この漫画の妖怪は人がいいやつばっかりなので、

河童達の「皆の困る顔は見たくないか…」「見たい!!!」「見たすぎる!!!!」が

新鮮なくらいでした。妖怪のイメージってこっちがスタンダードよね(笑)

そんな河童も結局いいやつなんですが。

 

「ぐぼ」はどこから出してんだと思いつつも、なんか河童らしいと思いました。

「ゴッボァァァ」の見開きはいいですよねえ。

スピード感があって迫力があってかわいい。

とよ田先生の絵は本当に見てて楽しいです。

 

そんな河童の話でも、いい感じにタケヲちゃんがハッピーに近付いてると思ったんですが

新キャラクターの登場に続いてタケヲちゃんの心の奥底の秘密が明らかになる事に。

あー、やっぱり一筋縄では行かないかー。

 

ラブロマ」では自分と違うネギちゃんに惹かれた事でホシノ君が変わっていきましたが

タケヲちゃんはどういう風に変わっていくのでしょうか。

第3巻のおばあちゃんの話はきっかけのひとつになるのでしょうが、

妖怪とのエピソードにも変化があるのかな。

 

よくあるのは、「私が必要とされてるのは『陰の気』があるからなんだ…」

的なのとかですよね。

タケヲちゃんの妖怪は口では「その通りだ」とか言いつつ、

どっぷり肩入れしてそうだけど。

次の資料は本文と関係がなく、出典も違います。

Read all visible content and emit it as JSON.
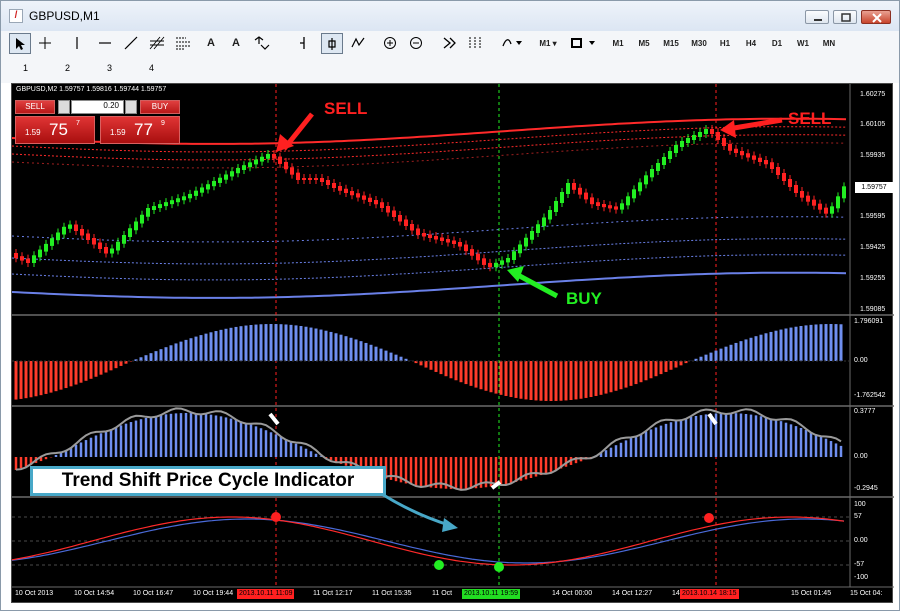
{
  "window": {
    "title": "GBPUSD,M1",
    "icon": "chart-window-icon"
  },
  "toolbar": {
    "tools": [
      "cursor-icon",
      "crosshair-icon",
      "vertical-line-icon",
      "horizontal-line-icon",
      "trendline-icon",
      "fibonacci-icon",
      "channel-icon",
      "text-icon",
      "text-label-icon",
      "arrows-icon",
      "period-separator-icon",
      "auto-scroll-icon",
      "indicator-icon",
      "zoom-in-icon",
      "zoom-out-icon",
      "chart-shift-icon",
      "grid-icon",
      "indicators-dropdown-icon"
    ],
    "period_dropdown": "M1",
    "chart_type_icon": "color-box-icon",
    "timeframes": [
      "M1",
      "M5",
      "M15",
      "M30",
      "H1",
      "H4",
      "D1",
      "W1",
      "MN"
    ]
  },
  "number_row": [
    "1",
    "2",
    "3",
    "4"
  ],
  "chart": {
    "instrument_info": "GBPUSD,M2  1.59757  1.59816  1.59744  1.59757",
    "trade_panel": {
      "sell_label": "SELL",
      "buy_label": "BUY",
      "lot_value": "0.20",
      "sell_price_small": "1.59",
      "sell_price_big": "75",
      "sell_price_sup": "7",
      "buy_price_small": "1.59",
      "buy_price_big": "77",
      "buy_price_sup": "9"
    },
    "price_axis": [
      "1.60275",
      "1.60105",
      "1.59935",
      "1.59757",
      "1.59595",
      "1.59425",
      "1.59255",
      "1.59085"
    ],
    "current_price": "1.59757",
    "osc1_axis": [
      "1.796091",
      "0.00",
      "-1.762542"
    ],
    "osc2_axis": [
      "0.3777",
      "0.00",
      "-0.2945"
    ],
    "osc3_axis": [
      "100",
      "57",
      "0.00",
      "-57",
      "-100"
    ],
    "time_labels": [
      "10 Oct 2013",
      "10 Oct 14:54",
      "10 Oct 16:47",
      "10 Oct 19:44",
      "11 Oct 12:17",
      "11 Oct 15:35",
      "11 Oct",
      "14 Oct 00:00",
      "14 Oct 12:27",
      "14 Oct",
      "15 Oct 01:45",
      "15 Oct 04:"
    ],
    "time_highlights": [
      {
        "text": "2013.10.11 11:09",
        "color": "#ff2020"
      },
      {
        "text": "2013.10.11 19:59",
        "color": "#22dd22"
      },
      {
        "text": "2013.10.14 18:15",
        "color": "#ff2020"
      }
    ],
    "annotations": {
      "sell_left": "SELL",
      "sell_right": "SELL",
      "buy": "BUY",
      "callout": "Trend Shift Price Cycle Indicator"
    },
    "colors": {
      "bull": "#22ee22",
      "bear": "#ff2222",
      "hist_pos": "#6f8ff0",
      "hist_neg": "#ff3b2b",
      "band_red": "#ff2a2a",
      "band_blue": "#6a80e8",
      "callout_border": "#48a8c8"
    }
  }
}
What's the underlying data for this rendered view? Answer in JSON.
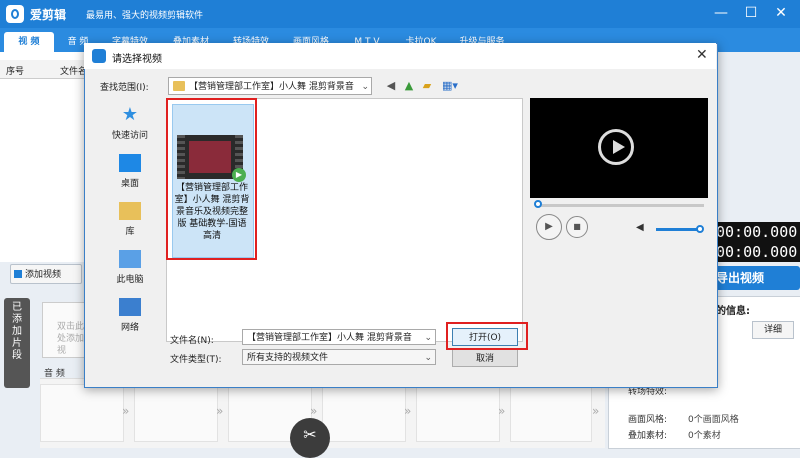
{
  "app": {
    "name": "爱剪辑",
    "slogan": "最易用、强大的视频剪辑软件",
    "window_controls": [
      "—",
      "☐",
      "✕"
    ]
  },
  "tabs": [
    "视 频",
    "音 频",
    "字幕特效",
    "叠加素材",
    "转场特效",
    "画面风格",
    "M T V",
    "卡拉OK",
    "升级与服务"
  ],
  "left": {
    "columns": [
      "序号",
      "文件名"
    ],
    "add_video": "添加视频",
    "added_clips_tab": "已添加片段",
    "clip_placeholder": "双击此处添加视",
    "audio_label": "音 频"
  },
  "right": {
    "time1": "00:00.000",
    "time2": "00:00.000",
    "export": "导出视频",
    "info_title": "的信息:",
    "detail_button": "详细",
    "rows": [
      {
        "label": "转场特效:",
        "value": ""
      },
      {
        "label": "画面风格:",
        "value": "0个画面风格"
      },
      {
        "label": "叠加素材:",
        "value": "0个素材"
      }
    ]
  },
  "dialog": {
    "title": "请选择视频",
    "lookin_label": "查找范围(I):",
    "lookin_value": "【营销管理部工作室】小人舞 混剪背景音",
    "places": [
      "快速访问",
      "桌面",
      "库",
      "此电脑",
      "网络"
    ],
    "file": {
      "name": "【营销管理部工作室】小人舞 混剪背景音乐及视频完整版 基础教学-国语高清"
    },
    "filename_label": "文件名(N):",
    "filename_value": "【营销管理部工作室】小人舞 混剪背景音",
    "filetype_label": "文件类型(T):",
    "filetype_value": "所有支持的视频文件",
    "open_button": "打开(O)",
    "cancel_button": "取消",
    "highlight_color": "#e02020"
  }
}
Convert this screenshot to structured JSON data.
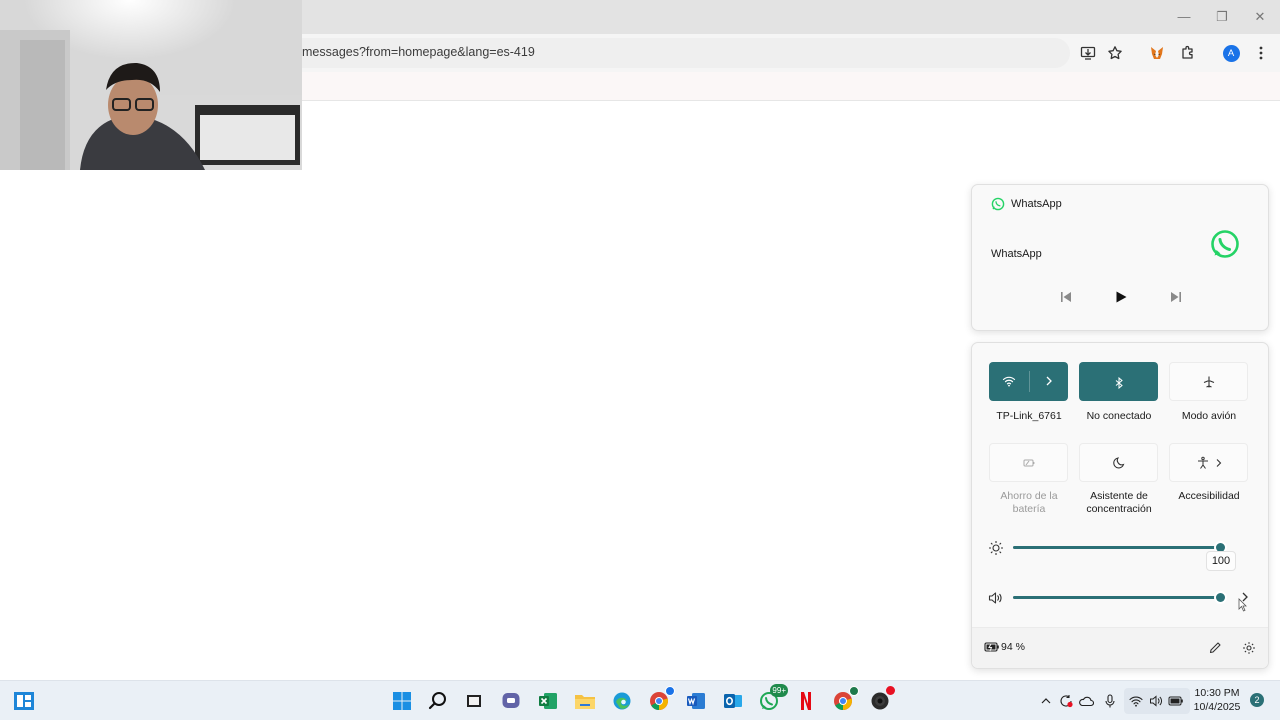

若さまとか特に。

妖怪物ならではの展開が見れたらなと思います。

 

第3巻では敵陣営からの動きもありました。

元凶の神野の手先らしい、山田さんの登場…なんですが、

この人も結局まるっきり「悪」という感じがしないんですよねえ。

妖怪と交流を深めるタケヲちゃんを見て「馬鹿らしい」とか「愚か」ではなく

「妬ましい」って言う所とかが。

 

妬ましい、って事は幸せはいいもの、と捉えているんだと思えるんですよね。

心の引っかかりが取れたら、いい人になりそうなんだよなあ。

とよ田ワールドの住人だし(笑)

 

みんなが幸せになれる事を期待しつつ、次巻を待ちたいと思います。

個人的にはもうちょっと広島に居てくれてもいいけど。